Set \(\displaystyle A = 20 \pi\) and solve for \(\displaystyle r\) to get the radius.

\(\displaystyle 4 \pi r^{2} = 20 \pi\)

Divide both sides by \(\displaystyle 4 \pi\):

\(\displaystyle \frac{4 \pi r^{2}}{4 \pi} = \frac{20 \pi}{4 \pi}\)

\(\displaystyle r^{2} = 5\)

Take the positive square root of both sides to obtain the radius:

\(\displaystyle r = \sqrt{5}\)

The formula for the volume \(\displaystyle V\) of a sphere, given its radius \(\displaystyle r\), is

\(\displaystyle V = \frac{4 \pi r^{3}}{3}\)

Substitute \(\displaystyle \sqrt{5}\) for \(\displaystyle r\) in this formula and evaluate the expression:

\(\displaystyle V = \frac{4 \pi (\sqrt{5})^{3}}{3}\)

\(\displaystyle = \frac{4 \pi \cdot \sqrt{5}\cdot \sqrt{5} \cdot \sqrt{5}}{3}\)

\(\displaystyle = \frac{4 \pi \cdot5 \cdot \sqrt{5}}{3}\)

\(\displaystyle = \frac{20 \pi \sqrt{5}}{3}\)

Recall how to find the volume of a sphere:

\(\displaystyle \text{Volume}=\frac{4}{3}\pi r^3\)

Plug in the given radius to solve for the volume.

\(\displaystyle \text{Volume}=\frac{4}{3}\pi (8^3)=\frac{2048\pi}{3}=2144.66\)

Make sure to round to two places after the decimal point.
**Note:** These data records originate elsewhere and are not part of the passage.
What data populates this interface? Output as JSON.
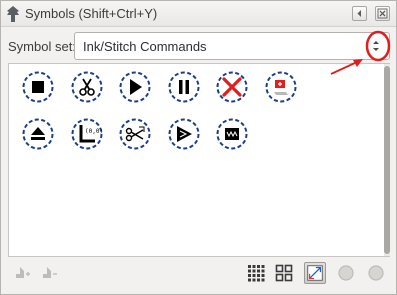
{
  "window": {
    "title": "Symbols (Shift+Ctrl+Y)",
    "app_icon": "inkscape-icon",
    "menu_icon": "menu-icon",
    "close_icon": "close-icon"
  },
  "symbol_set": {
    "label": "Symbol set:",
    "value": "Ink/Stitch Commands",
    "arrows_icon": "spin-arrows-icon"
  },
  "annotation": {
    "color": "#e21d1d"
  },
  "symbols": [
    {
      "icon": "stop-icon",
      "color": "#000000"
    },
    {
      "icon": "trim-scissors-icon",
      "color": "#000000"
    },
    {
      "icon": "play-icon",
      "color": "#000000"
    },
    {
      "icon": "pause-icon",
      "color": "#000000"
    },
    {
      "icon": "ignore-x-icon",
      "color": "#e21d1d"
    },
    {
      "icon": "ignore-layer-icon",
      "color": "#e21d1d"
    },
    {
      "icon": "eject-icon",
      "color": "#000000"
    },
    {
      "icon": "origin-icon",
      "color": "#000000"
    },
    {
      "icon": "cut-scissors-icon",
      "color": "#000000"
    },
    {
      "icon": "fill-start-icon",
      "color": "#000000"
    },
    {
      "icon": "fill-end-icon",
      "color": "#000000"
    }
  ],
  "ring_color": "#1a3d8f",
  "bottom_bar": {
    "left": [
      "add-symbol-icon",
      "remove-symbol-icon"
    ],
    "right": [
      "large-grid-icon",
      "small-grid-icon",
      "fit-view-icon",
      "zoom-out-icon",
      "zoom-in-icon"
    ]
  }
}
The formula for the volume of a sphere is \(\displaystyle (4/3)\Pi r^3\), with \(\displaystyle r\) standing for radius. Since you know that the radius of the sphere is \(\displaystyle 3\), all you have to do is plug in \(\displaystyle 3\) for \(\displaystyle r\) and solve. Once you do that you learn that the volume is \(\displaystyle 36\Pi\).